Me animaría a decir que ninguna mujer que se practica un aborto lo quiere hacer. Por alguna situación se vio obligada a hacerlo. Ese hecho, que la persona se ve obligada a hacer algo que no quiere y algo que toca la fibra más intima de la mujer que es la maternidad, el aborto provoca una herida en el interior de la persona que tiene que sanar.

A veces hay heridas interiores que lleva mucho tiempo sanarla. Podemos pensar, cuánto tiempo nos lleva elaborar el duelo de una muerte de un ser querido. Se trata de un proceso.

Acompañar a una persona que ha vivido la experiencia traumática de un aborto es empezar con ella un proceso, que tiene que tener apoyos terapéutico, psicológico, familiar y espiritual.

Creo que la comunidad cristiana, la familia tienen un rol sanador.

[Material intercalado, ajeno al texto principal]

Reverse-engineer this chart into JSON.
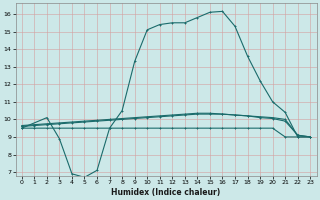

Hay que hablar de las mujeres que viven la situación de un aborto con mucho respeto. Tiene mucho que ver con la edad de la persona, con la circunsstancia.

Desde la perspectiva de la fe, Dios no le cierra la puerta a nadie, y eso me gustaría que la gente lo descubriera. Y aunque a veces le damos a Dios el portazo en la cara, Dios siempre está ahí, y siempre tenemos la oportunidad de volver a él.